Should Trauma Surgeons Render Definitive Vascular Repair in Peripheral Vascular Injuries?

Porter, John M.; Ivatury, Rao R.
May 2001
American Surgeon;May2001, Vol. 67 Issue 5, p427
Academic Journal
Our hypothesis is that in an established Level I trauma center general trauma surgeons should repair peripheral vascular injuries even in stable patients when there is time for a vascular consult. We reviewed all penetrating peripheral vascular injuries in stable patients operated on by nine experienced general trauma surgeons (1993-1996). Outcome measures were amputation, nerve damage, and vascular complications.
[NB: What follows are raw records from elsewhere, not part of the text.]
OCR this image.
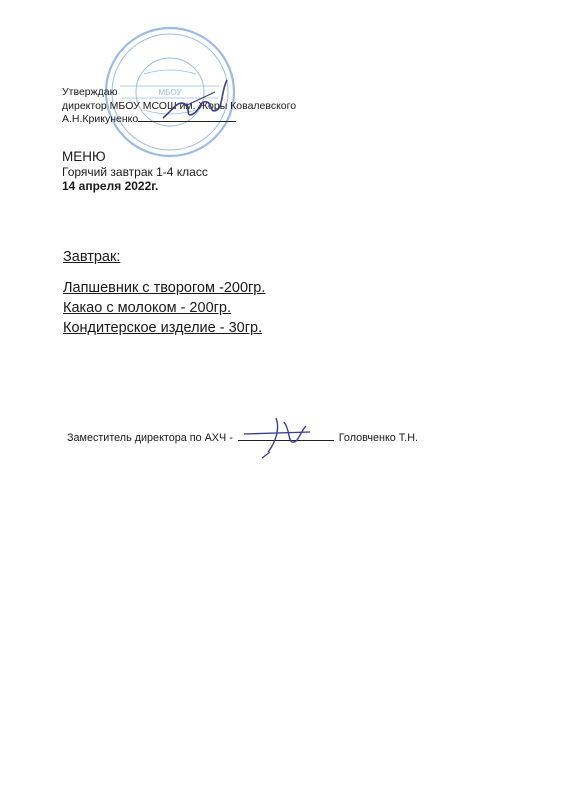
МБОУ
Утверждаю
директор МБОУ МСОШ им. Жоры Ковалевского
А.Н.Крикуненко
МЕНЮ
Горячий завтрак 1-4 класс
14 апреля 2022г.
Завтрак:
Лапшевник с творогом -200гр.
Какао с молоком - 200гр.
Кондитерское изделие - 30гр.
Заместитель директора по АХЧ -	Головченко Т.Н.
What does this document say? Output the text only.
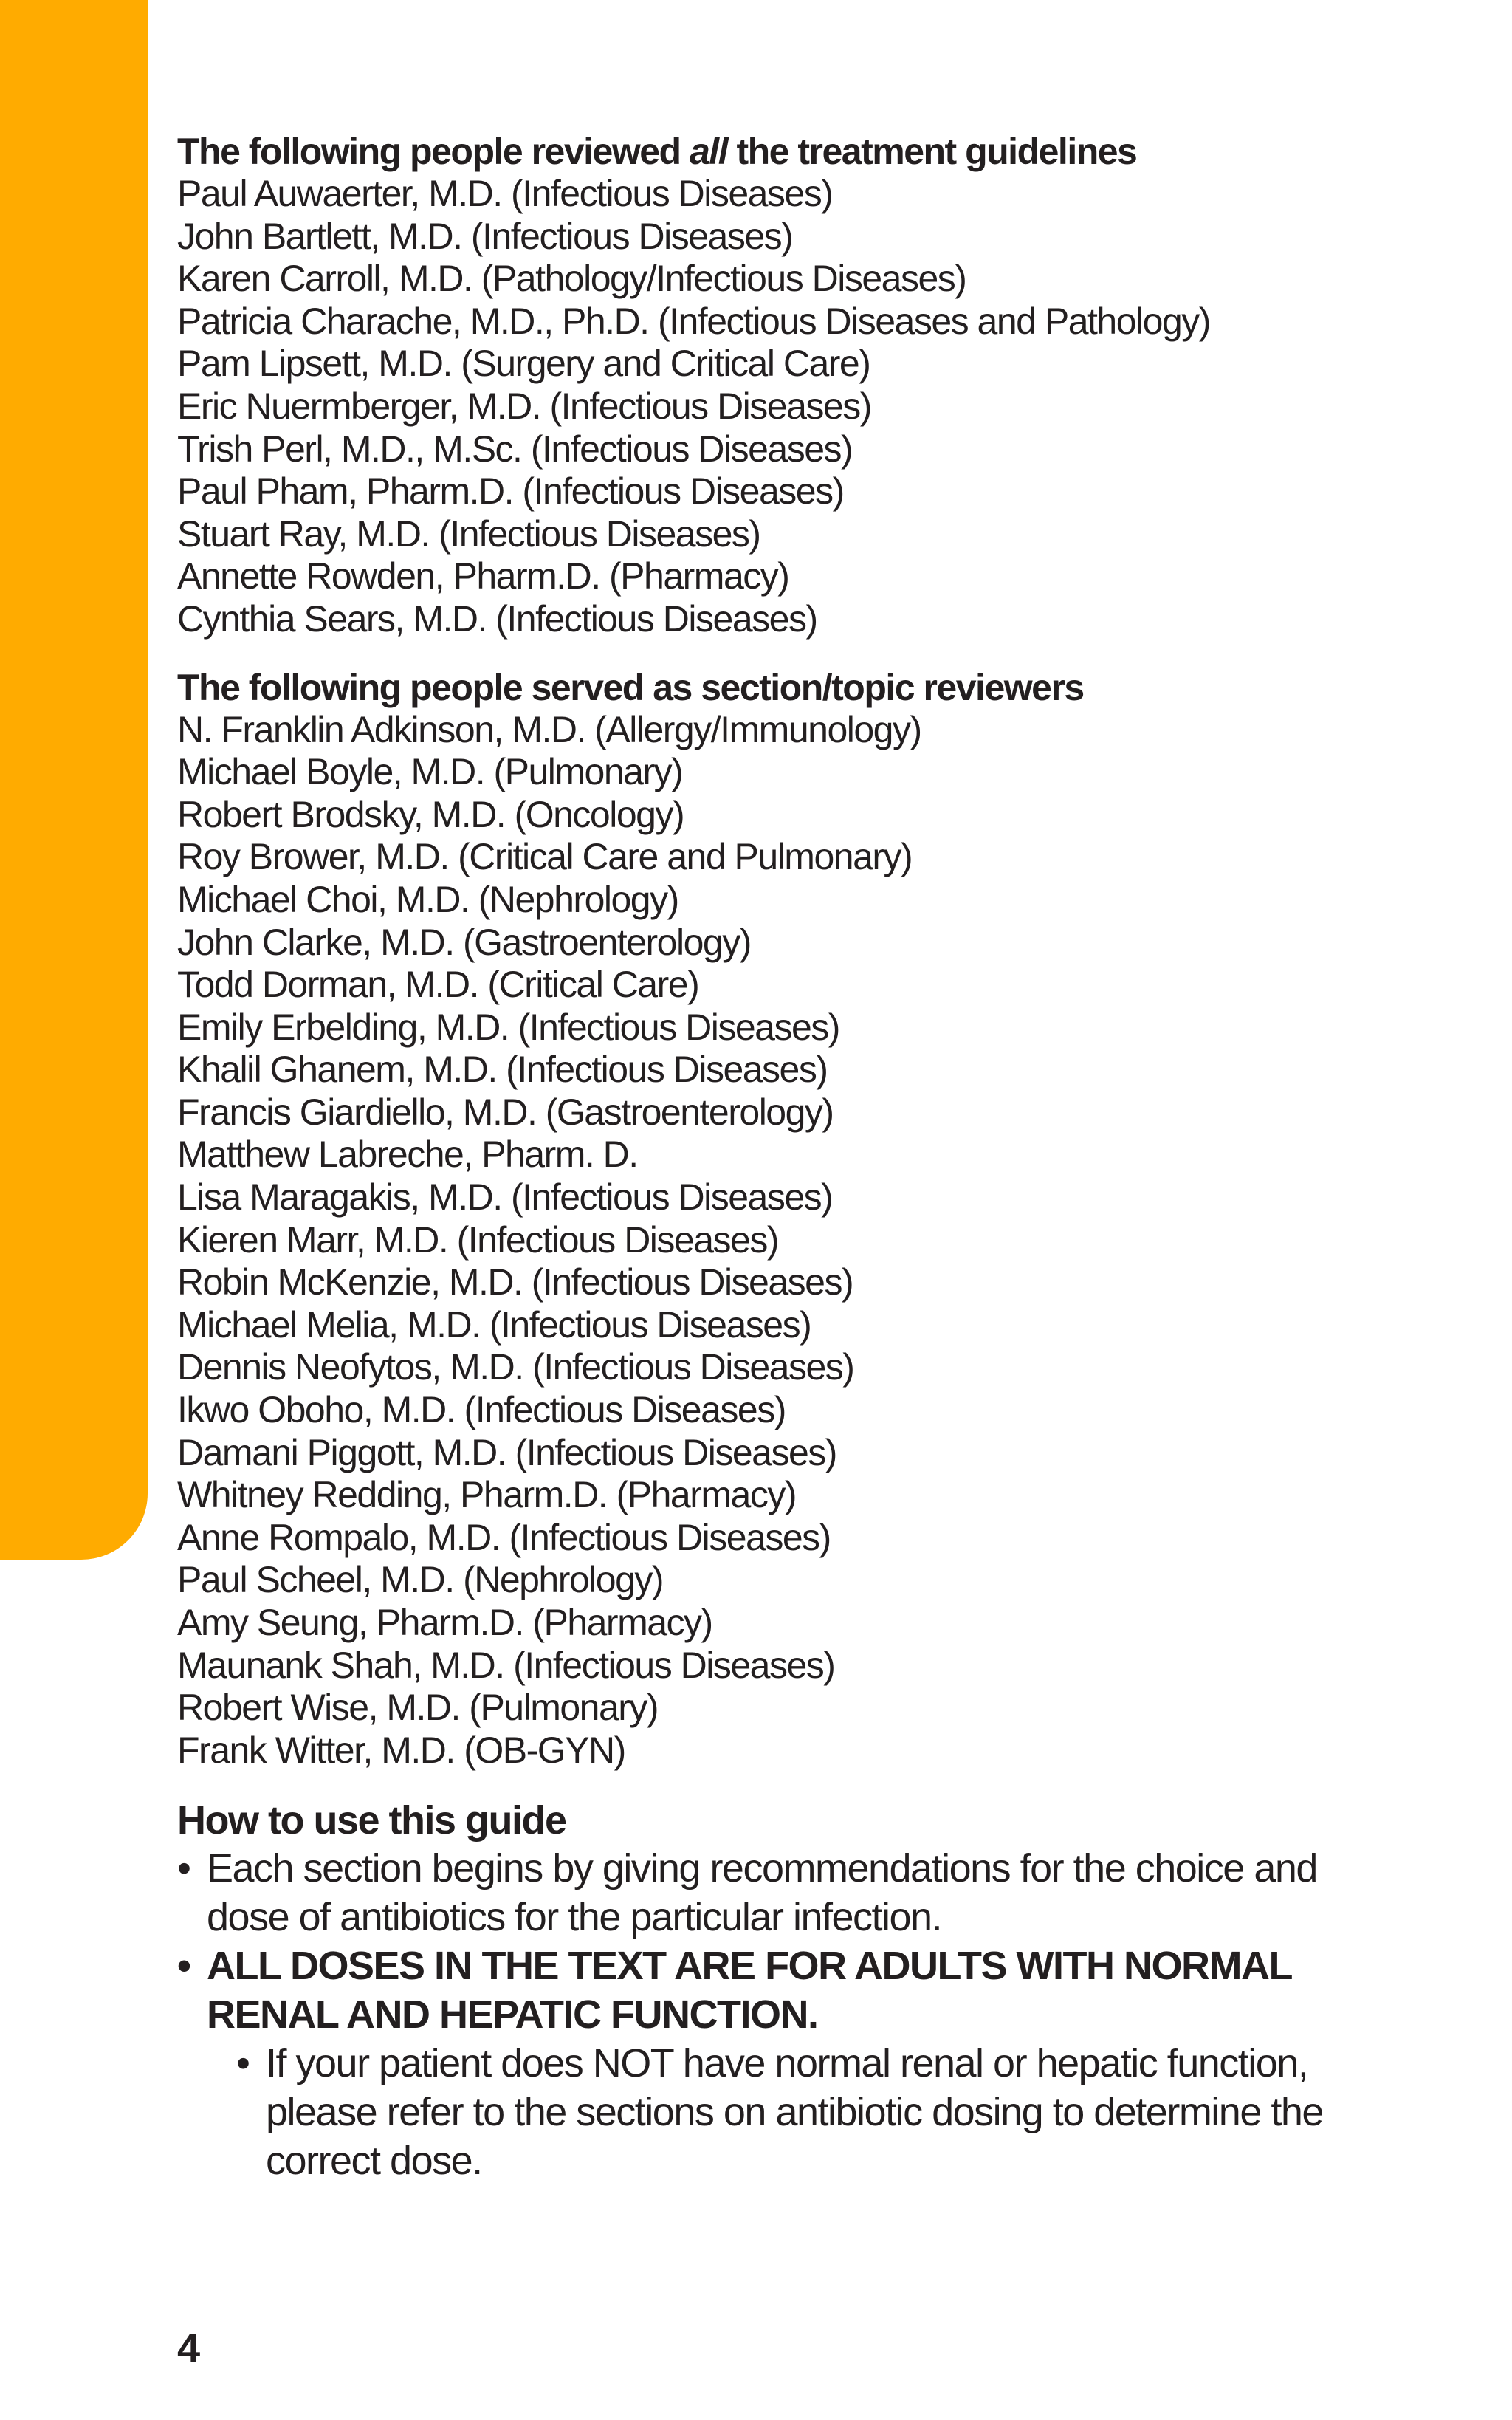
The following people reviewed all the treatment guidelines
Paul Auwaerter, M.D. (Infectious Diseases)
John Bartlett, M.D. (Infectious Diseases)
Karen Carroll, M.D. (Pathology/Infectious Diseases)
Patricia Charache, M.D., Ph.D. (Infectious Diseases and Pathology)
Pam Lipsett, M.D. (Surgery and Critical Care)
Eric Nuermberger, M.D. (Infectious Diseases)
Trish Perl, M.D., M.Sc. (Infectious Diseases)
Paul Pham, Pharm.D. (Infectious Diseases)
Stuart Ray, M.D. (Infectious Diseases)
Annette Rowden, Pharm.D. (Pharmacy)
Cynthia Sears, M.D. (Infectious Diseases)
The following people served as section/topic reviewers
N. Franklin Adkinson, M.D. (Allergy/Immunology)
Michael Boyle, M.D. (Pulmonary)
Robert Brodsky, M.D. (Oncology)
Roy Brower, M.D. (Critical Care and Pulmonary)
Michael Choi, M.D. (Nephrology)
John Clarke, M.D. (Gastroenterology)
Todd Dorman, M.D. (Critical Care)
Emily Erbelding, M.D. (Infectious Diseases)
Khalil Ghanem, M.D. (Infectious Diseases)
Francis Giardiello, M.D. (Gastroenterology)
Matthew Labreche, Pharm. D.
Lisa Maragakis, M.D. (Infectious Diseases)
Kieren Marr, M.D. (Infectious Diseases)
Robin McKenzie, M.D. (Infectious Diseases)
Michael Melia, M.D. (Infectious Diseases)
Dennis Neofytos, M.D. (Infectious Diseases)
Ikwo Oboho, M.D. (Infectious Diseases)
Damani Piggott, M.D. (Infectious Diseases)
Whitney Redding, Pharm.D. (Pharmacy)
Anne Rompalo, M.D. (Infectious Diseases)
Paul Scheel, M.D. (Nephrology)
Amy Seung, Pharm.D. (Pharmacy)
Maunank Shah, M.D. (Infectious Diseases)
Robert Wise, M.D. (Pulmonary)
Frank Witter, M.D. (OB-GYN)
How to use this guide
• Each section begins by giving recommendations for the choice and
dose of antibiotics for the particular infection.
• ALL DOSES IN THE TEXT ARE FOR ADULTS WITH NORMAL
RENAL AND HEPATIC FUNCTION.
• If your patient does NOT have normal renal or hepatic function,
please refer to the sections on antibiotic dosing to determine the
correct dose.
4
There were 43 patients with 44 peripheral vascular injuries identified. Sixty per cent were from stab wounds. There were 27 arterial injuries (carotid four, subclavian one, vertebral two, axillary three, brachial eight, ulnar one, radial two, femoral five, and anterior tibial one). There were three venous injuries (one each subclavian, axillary, and popliteal). There were 14 combined injuries (vertebral two, femoral nine, and popliteal three). There were no mortalities. Morbidity was limited to patients with lower extremity injuries. In the nine patients with combined femoral vessel injury there were three complications (nerve damage, thrombosed arterial repair, and thrombosed venous repair). In the four patients with popliteal venous injuries there were two complications, both venous thrombosis. Our early arterial patency rate was 97.6 per cent. These data support the hypothesis that general surgeons with trauma experience can provide effective treatment of peripheral vascular injuries. The significance of these findings in improving the image of trauma surgery as a career is discussed.